Their kernels are not the same, though if you look up 'unix family tree' you will see a fascinating history of how these variants have evolved from one another, like organisms. That is, a finch and a swallow aren't the same animal but they have much in common.
Linux is a re-write, from scratch, of a Unix-like operating system. Whether programs written for one Unix/Linux versus another is a complex question, but in some cases yes.
No, No, Yes (source)
To really understand the answer it helps to look at the history of both operating sytems.
Unix was invented at AT&T Bell Labs by Ken Thompson. His colleague Dennis Ritchie contributed and also invented the C language and wrote the C compiler. Over the years, code was also contributed by UC Berkeley, further work at AT&T, Sun, IBM, and others.
It was eventually standardized in a series of publications called POSIX. Overall, the code was proprietary, as it was copyrighted by AT&T and then sold off or licensed to other companies, who largely rewrote it over the years but retained various rights.
Two branches of "free Unix" emerged in the 1990's. One was Linux, which is a clone, written to act like Unix without containing any actual Unix code.
The other branch exists today as NetBSD, and which was followed quickly by FreeBSD, and then much later by any other *BSD you may have heard about. These projects are a bit different from Linux in that they are "partial clones". They contain a mixture of "real Unix" source code (the part that was freely licensed, mainly by UC Berkeley) and some newly written "clone" code and other later code emerging as part of rewrites or as needed to support modern HW and modern Posix specifications.
Linux is a lot more popular because NetBSD and FreeBSD were tied up for a while in a lawsuit between AT&T and UCB. Although resolved in favor of the BSD's they never recovered from the delay, at least, not in terms of popularity.
So no, Linux and commercial Unix don't have any kernel code in common, although commercial Unix and *BSD once did have quite a bit in common.
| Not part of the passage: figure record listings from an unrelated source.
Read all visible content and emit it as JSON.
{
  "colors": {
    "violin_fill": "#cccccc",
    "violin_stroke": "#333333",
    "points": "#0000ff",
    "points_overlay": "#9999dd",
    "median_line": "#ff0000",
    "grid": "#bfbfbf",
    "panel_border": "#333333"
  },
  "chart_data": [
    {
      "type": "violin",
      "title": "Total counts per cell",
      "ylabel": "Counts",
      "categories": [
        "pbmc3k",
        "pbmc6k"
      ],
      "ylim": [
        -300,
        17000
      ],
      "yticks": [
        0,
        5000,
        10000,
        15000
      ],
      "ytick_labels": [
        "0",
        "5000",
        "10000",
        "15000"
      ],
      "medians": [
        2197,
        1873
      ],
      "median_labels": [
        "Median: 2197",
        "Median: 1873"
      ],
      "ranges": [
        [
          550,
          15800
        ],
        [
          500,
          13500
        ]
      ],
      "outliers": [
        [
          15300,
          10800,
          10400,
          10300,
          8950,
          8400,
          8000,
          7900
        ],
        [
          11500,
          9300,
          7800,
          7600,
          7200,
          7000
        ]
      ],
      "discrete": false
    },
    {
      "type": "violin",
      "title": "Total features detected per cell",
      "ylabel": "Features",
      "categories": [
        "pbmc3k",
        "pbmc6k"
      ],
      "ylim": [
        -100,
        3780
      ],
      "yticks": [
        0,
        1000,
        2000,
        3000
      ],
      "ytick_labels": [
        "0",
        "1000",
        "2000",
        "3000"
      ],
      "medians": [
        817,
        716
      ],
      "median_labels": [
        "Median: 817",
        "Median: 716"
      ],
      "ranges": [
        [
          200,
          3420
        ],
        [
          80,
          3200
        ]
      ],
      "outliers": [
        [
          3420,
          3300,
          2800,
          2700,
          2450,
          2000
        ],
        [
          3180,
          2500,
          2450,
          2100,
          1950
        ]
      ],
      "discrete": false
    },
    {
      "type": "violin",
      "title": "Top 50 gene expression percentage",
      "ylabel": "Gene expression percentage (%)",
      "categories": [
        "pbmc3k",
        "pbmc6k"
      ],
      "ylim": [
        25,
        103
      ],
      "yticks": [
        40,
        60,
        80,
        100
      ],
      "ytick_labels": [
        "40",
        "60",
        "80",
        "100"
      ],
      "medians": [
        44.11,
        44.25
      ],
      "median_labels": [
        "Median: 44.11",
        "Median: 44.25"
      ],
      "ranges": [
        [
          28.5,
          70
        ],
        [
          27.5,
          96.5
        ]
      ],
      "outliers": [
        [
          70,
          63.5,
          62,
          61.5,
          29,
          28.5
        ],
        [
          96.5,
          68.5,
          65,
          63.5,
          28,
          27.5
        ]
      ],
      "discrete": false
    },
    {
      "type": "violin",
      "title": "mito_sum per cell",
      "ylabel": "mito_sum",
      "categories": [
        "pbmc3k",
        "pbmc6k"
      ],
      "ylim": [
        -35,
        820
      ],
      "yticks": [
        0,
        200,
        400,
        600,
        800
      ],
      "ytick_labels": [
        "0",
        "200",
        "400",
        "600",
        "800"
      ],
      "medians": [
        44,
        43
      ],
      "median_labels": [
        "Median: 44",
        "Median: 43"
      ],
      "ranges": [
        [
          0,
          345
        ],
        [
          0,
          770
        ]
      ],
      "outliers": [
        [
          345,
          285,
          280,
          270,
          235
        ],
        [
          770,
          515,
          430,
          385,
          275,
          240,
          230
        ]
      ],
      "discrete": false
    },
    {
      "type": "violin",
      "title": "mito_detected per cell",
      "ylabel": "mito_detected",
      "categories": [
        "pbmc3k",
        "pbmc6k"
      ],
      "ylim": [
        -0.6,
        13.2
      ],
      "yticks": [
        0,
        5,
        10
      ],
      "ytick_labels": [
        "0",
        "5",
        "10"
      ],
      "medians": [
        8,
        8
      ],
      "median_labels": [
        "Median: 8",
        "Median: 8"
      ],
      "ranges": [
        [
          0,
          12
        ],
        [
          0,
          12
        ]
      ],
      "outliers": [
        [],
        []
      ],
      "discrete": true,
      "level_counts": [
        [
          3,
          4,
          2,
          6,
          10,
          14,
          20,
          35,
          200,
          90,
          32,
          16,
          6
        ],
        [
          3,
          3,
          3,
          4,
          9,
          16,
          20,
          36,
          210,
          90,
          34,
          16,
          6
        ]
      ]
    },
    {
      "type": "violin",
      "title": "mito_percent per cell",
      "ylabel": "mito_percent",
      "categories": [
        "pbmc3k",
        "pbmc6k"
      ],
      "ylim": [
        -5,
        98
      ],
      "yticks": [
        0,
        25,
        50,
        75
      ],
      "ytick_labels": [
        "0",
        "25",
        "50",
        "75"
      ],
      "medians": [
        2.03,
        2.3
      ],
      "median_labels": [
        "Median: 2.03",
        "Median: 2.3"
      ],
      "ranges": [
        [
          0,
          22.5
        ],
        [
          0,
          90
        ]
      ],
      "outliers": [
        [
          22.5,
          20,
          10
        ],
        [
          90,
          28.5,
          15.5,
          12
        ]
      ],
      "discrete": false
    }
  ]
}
The Unix kernels from the licensed vendors contain code that they wrote themselves, perhaps with some original AT&T code still present here and there. The Linux kernel consists of code written by Linus Torvalds and other authors.
"Unix software" is software written to the Posix API's and typically runs on all versions of Unix, Linux, and NetBSD and FreeBSD. In theory, Posix SW can run on "non-Unix" systems but that doesn't seem to work out very well. These days, "Unix" is technically a trademark, but tends to be used informally as a designation for both commercial Unix, Linux, and the BSD family.
When most people talk about unix they mean a "Unix-like operating system that is POSIX compliant", which Linux is.
Do they share a same kernel? No, Linux IS a kernel, not an operating system. Technically, Linux distros use a Linux kernel and a GNU (see gnu.org) "userland". The userland is the basic programs and libraries etc. that bridge big applications and user tasks to the kernel's low-level API.
Is Linux built over Unix? No, it's a clone. It's built to provide a free, usable version of Unix on a lowly desktop PC.
Can programs written for Linux work over Unix and vice versa? Sometimes. For example, on FreeBSD, there is a Linux ABI emulator, which essentially detects that programs were made for Linux, and makes a different set of kernel calls available. Something similar is available for Linux to run standard Unix System V stuff (or some popular commercial version of unix anyway), but it's rarely used, as most programs come as POSIX-compliant source code, and compile on Linux without difficulty. Also, most binary programs for unix are directly available for Linux. FreeBSD is a smaller concern, and doesn't have this luxury. In Linux, the system to load binaries from other systems is most often used to run java programs, windows programs (although this is ill-advised), etc.
Unix is a trademark, and so Linux can't use the name. Unix is the official, old version (inasmuchas there is an official version), which isn't so user friendly. Most other versions of unix were designed a little better, but don't necessarily work as well in practical terms. That's about it really. Many of the companies that used to run Unix now run Linux.
If you want to see the differences in various unix-like operating systems, get yourself a copies of FreeBSD, OpenSolaris, and Debian. I say these distros specifically because they'll be easier to compare, although some others like pc-bsd, nexenta, and ubuntu are arguably nicer, respectively.
I think technically speaking, GNU/Linux is not less of a UNIX than any of the official UNIX systems, but it's only for legal reasons that people describe Linux as a UNIX-like OS, instead of just a "UNIX" OS.
As far as kernels are concerned, Linux is a kernel. So by definition, if a system uses the Linux kernel, then it's a Linux system, not a UNIX system.
Linux was not built "over" Unix, it's built as a UNIX clone. All the various gnu utilities (bash, etc) were written from scratch as clones of the corresponding unix utilities.
Ironically, Mac OS X, which has a UNIX core, ships with bash, gcc, and possibly other GNU utilities. So that's a UNIX system that includes parts of GNU, and not the other way around as one might expect.